[321] I Cor. I, 12 : « On dit couramment chez vous : « Moi, je suis à Paul, moi à Apollos… » Et, plus loin (III, 6) : « Moi, j’ai planté ; Apollos a arrosé. »

Si Paul, retournant à Éphèse, ne l’y trouva point, il rencontra un groupe de croyants qui avaient reçu apparemment d’Apollos une doctrine très incomplète. Comme Apollos ils ignoraient le baptême au nom du Saint-Esprit ; ils ne savaient même point que le Saint-Esprit existât. Paul leur demanda : « A quoi donc avez-vous été baptisés ? » Ils répondirent : « Au baptême de Jean. » Paul expliqua : « Jean baptisait d’un baptême de repentance en disant au peuple de croire en celui qui venait après lui, en Jésus. » Ils furent alors baptisés au nom du Seigneur Jésus. Paul leur imposa les mains et l’Esprit Saint vint sur eux ; ils parlèrent en langues et ils prophétisaient.

Cet épisode surprenant dévoile, au seuil de l’Église primitive, de petites chapelles qui professaient un christianisme simpliste, noué, pour ainsi dire, en sa croissance. Cette douzaine de demi-chrétiens vivaient hors de la prédication commune ; la descente du Paraclet sur les Apôtres n’était jamais venue à leurs oreilles. On les croirait païens d’origine plutôt que Juifs ; car des Juifs n’eussent pas eu cette ignorance de l’Esprit, du Principe vivifiant qui se mouvait sur les eaux et illuminait les visions des prophètes.

Paul, au lieu de la corriger par une preuve métaphysique, évoque simplement les rapports de saint Jean-Baptiste avec Jésus, tels que les Évangiles les présenteront.
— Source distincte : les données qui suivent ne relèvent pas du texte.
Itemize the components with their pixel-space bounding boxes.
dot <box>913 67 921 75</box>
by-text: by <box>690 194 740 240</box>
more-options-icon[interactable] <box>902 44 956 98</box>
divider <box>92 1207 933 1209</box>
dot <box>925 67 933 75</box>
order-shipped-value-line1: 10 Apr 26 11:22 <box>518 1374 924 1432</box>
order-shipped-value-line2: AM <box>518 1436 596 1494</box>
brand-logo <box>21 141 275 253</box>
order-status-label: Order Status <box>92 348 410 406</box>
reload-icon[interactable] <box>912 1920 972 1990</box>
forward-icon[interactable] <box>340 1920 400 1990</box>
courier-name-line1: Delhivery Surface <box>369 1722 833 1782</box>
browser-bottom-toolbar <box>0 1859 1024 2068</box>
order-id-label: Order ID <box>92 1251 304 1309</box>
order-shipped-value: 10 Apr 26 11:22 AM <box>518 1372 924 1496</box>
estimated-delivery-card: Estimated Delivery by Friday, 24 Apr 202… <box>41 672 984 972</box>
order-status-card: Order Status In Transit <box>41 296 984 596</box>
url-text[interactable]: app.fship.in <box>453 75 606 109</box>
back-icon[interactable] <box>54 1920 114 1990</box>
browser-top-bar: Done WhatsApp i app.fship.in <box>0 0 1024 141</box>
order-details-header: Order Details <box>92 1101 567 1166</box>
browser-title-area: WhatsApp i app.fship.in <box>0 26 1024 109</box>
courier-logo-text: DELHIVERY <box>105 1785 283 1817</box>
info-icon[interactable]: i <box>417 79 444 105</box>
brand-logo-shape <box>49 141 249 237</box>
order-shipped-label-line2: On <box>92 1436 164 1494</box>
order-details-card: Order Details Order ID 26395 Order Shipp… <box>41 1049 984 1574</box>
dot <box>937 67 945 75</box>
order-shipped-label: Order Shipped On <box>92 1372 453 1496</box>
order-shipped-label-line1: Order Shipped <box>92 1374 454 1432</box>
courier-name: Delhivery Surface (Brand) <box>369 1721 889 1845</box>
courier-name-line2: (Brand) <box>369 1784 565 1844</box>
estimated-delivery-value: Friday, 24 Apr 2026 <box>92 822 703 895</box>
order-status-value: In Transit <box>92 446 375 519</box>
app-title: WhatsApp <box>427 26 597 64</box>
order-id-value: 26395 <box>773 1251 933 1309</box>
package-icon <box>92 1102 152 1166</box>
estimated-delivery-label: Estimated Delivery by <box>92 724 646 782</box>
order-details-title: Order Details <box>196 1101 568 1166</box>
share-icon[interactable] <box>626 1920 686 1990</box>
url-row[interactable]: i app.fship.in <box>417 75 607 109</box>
Le Christ dont il se fait le héraut est bien le Christ de l’histoire, non un être fictif construit d’après les religions gréco-orientales.

On voudrait pouvoir suivre sa catéchèse dans les disputes quotidiennes. Le journal de ses prédications, quelle chose sans prix c’eût été pour nous !
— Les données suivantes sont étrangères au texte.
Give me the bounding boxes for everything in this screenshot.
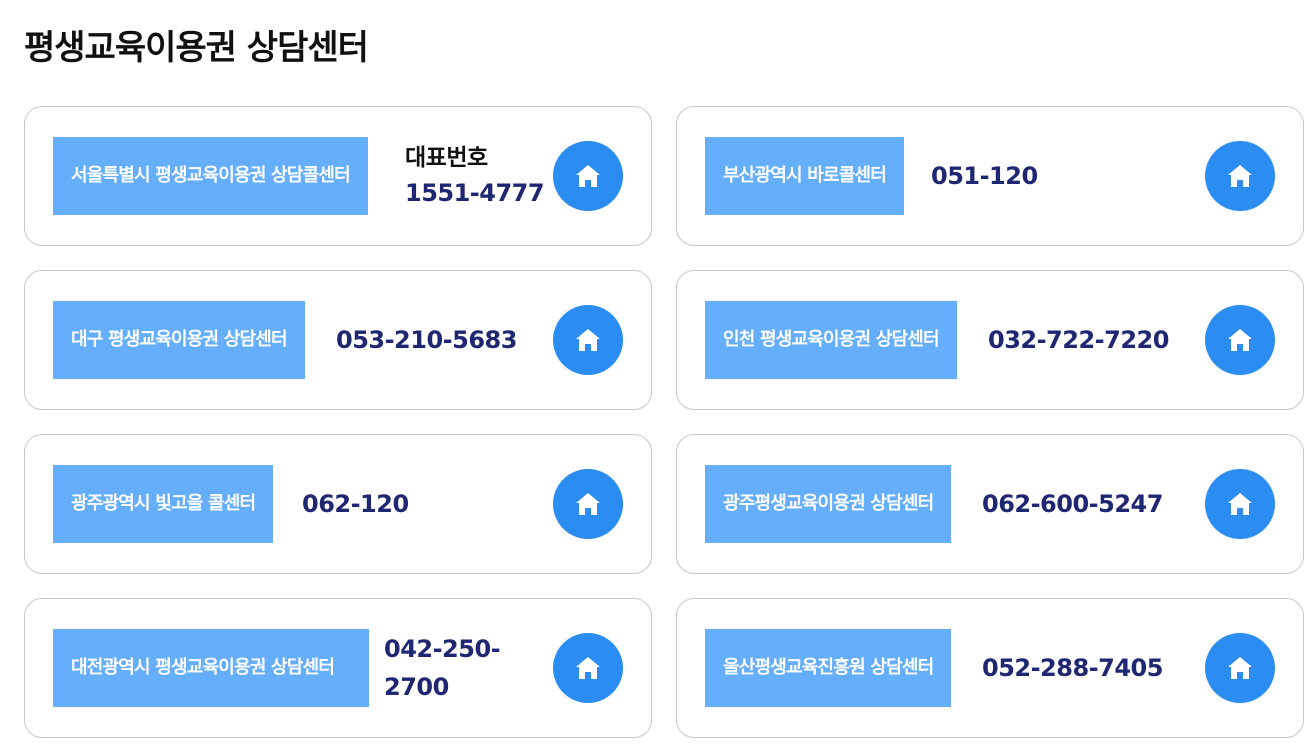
center-name-label: 대전광역시 평생교육이용권 상담센터 bbox=[53, 629, 369, 707]
home-icon bbox=[576, 165, 600, 187]
home-button[interactable] bbox=[1205, 633, 1275, 703]
phone-number: 062-600-5247 bbox=[982, 490, 1163, 518]
home-button[interactable] bbox=[553, 305, 623, 375]
phone-number: 032-722-7220 bbox=[988, 326, 1169, 354]
phone-number: 042-250-2700 bbox=[384, 635, 501, 701]
phone-number: 053-210-5683 bbox=[336, 326, 517, 354]
center-card-incheon: 인천 평생교육이용권 상담센터 032-722-7220 bbox=[676, 270, 1304, 410]
center-name-label: 광주광역시 빛고을 콜센터 bbox=[53, 465, 274, 543]
center-card-ulsan: 울산평생교육진흥원 상담센터 052-288-7405 bbox=[676, 598, 1304, 738]
center-card-seoul: 서울특별시 평생교육이용권 상담콜센터 대표번호 1551-4777 bbox=[24, 106, 652, 246]
home-icon bbox=[1228, 657, 1252, 679]
home-button[interactable] bbox=[553, 469, 623, 539]
home-button[interactable] bbox=[553, 633, 623, 703]
center-card-daegu: 대구 평생교육이용권 상담센터 053-210-5683 bbox=[24, 270, 652, 410]
center-name-label: 광주평생교육이용권 상담센터 bbox=[705, 465, 952, 543]
center-card-daejeon: 대전광역시 평생교육이용권 상담센터 042-250-2700 bbox=[24, 598, 652, 738]
home-icon bbox=[576, 329, 600, 351]
center-card-busan: 부산광역시 바로콜센터 051-120 bbox=[676, 106, 1304, 246]
phone-block: 051-120 bbox=[931, 137, 1038, 215]
home-button[interactable] bbox=[553, 141, 623, 211]
phone-block: 대표번호 1551-4777 bbox=[405, 137, 545, 215]
home-button[interactable] bbox=[1205, 469, 1275, 539]
center-card-gwangju-lifelong: 광주평생교육이용권 상담센터 062-600-5247 bbox=[676, 434, 1304, 574]
home-icon bbox=[1228, 329, 1252, 351]
center-name-label: 서울특별시 평생교육이용권 상담콜센터 bbox=[53, 137, 368, 215]
phone-number: 062-120 bbox=[302, 490, 409, 518]
phone-caption: 대표번호 bbox=[405, 145, 488, 171]
home-icon bbox=[1228, 493, 1252, 515]
center-grid: 서울특별시 평생교육이용권 상담콜센터 대표번호 1551-4777 부산광역시… bbox=[24, 106, 1304, 738]
phone-block: 052-288-7405 bbox=[982, 629, 1163, 707]
phone-number: 051-120 bbox=[931, 162, 1038, 190]
phone-block: 053-210-5683 bbox=[336, 301, 517, 379]
phone-block: 062-120 bbox=[302, 465, 409, 543]
home-icon bbox=[576, 493, 600, 515]
center-name-label: 울산평생교육진흥원 상담센터 bbox=[705, 629, 952, 707]
home-button[interactable] bbox=[1205, 305, 1275, 375]
phone-number: 1551-4777 bbox=[405, 179, 545, 207]
center-name-label: 부산광역시 바로콜센터 bbox=[705, 137, 905, 215]
home-button[interactable] bbox=[1205, 141, 1275, 211]
page-title: 평생교육이용권 상담센터 bbox=[24, 28, 369, 68]
center-name-label: 대구 평생교육이용권 상담센터 bbox=[53, 301, 305, 379]
phone-block: 042-250-2700 bbox=[384, 629, 514, 707]
home-icon bbox=[576, 657, 600, 679]
center-card-gwangju-city: 광주광역시 빛고을 콜센터 062-120 bbox=[24, 434, 652, 574]
phone-number: 052-288-7405 bbox=[982, 654, 1163, 682]
phone-block: 062-600-5247 bbox=[982, 465, 1163, 543]
home-icon bbox=[1228, 165, 1252, 187]
center-name-label: 인천 평생교육이용권 상담센터 bbox=[705, 301, 957, 379]
phone-block: 032-722-7220 bbox=[988, 301, 1169, 379]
A Éphèse, selon sa méthode, elles commencèrent dans la synagogue. Mais, au bout de trois mois, là, comme ailleurs, les Juifs décrièrent, blasphémèrent son enseignement. Alors il emmena ses disciples hors du lieu de prières ; un certain Tyrannos, professeur de grammaire et de philosophie, lui loua ou lui céda la salle de son gymnase[322]. Les classes, en son école, avaient lieu le matin et finissaient vers onze heures. Paul l’occupait ensuite et, quand la chaleur n’était pas trop lourde, il y discourait, catéchisait jusqu’à la fin de l’après-midi.

[322] On voit encore à Éphèse les ruines de trois gymnases. Les salles étaient vastes, avec des hémicycles et des gradins.

Le reste de sa journée, il l’employait chez Aquilas, continuait, pour gagner son pain, à tisser des tentes ; et, le soir, il s’en allait, « de maison en maison[323] », exhortait les fidèles, instruisait les païens, suppliait « avec des larmes » les Juifs de se repentir. Jamais, semble-t-il, sa ferveur n’avait atteint une pareille violence convaincante. Il était le parfait « esclave du Seigneur ». Il se donnait si pleinement à Lui qu’il recevait de cette union une force illimitée.

[323] Actes XX, 19.

Il n’exerçait sa puissance que par ses bienfaits et en communiquant au loin sa foi. Même à son insu il opérait des guérisons : les linges qui avaient essuyé la sueur de son visage, ses tabliers de travail, si on les appliquait sur les corps des malades ou des possédés, les soulageaient merveilleusement.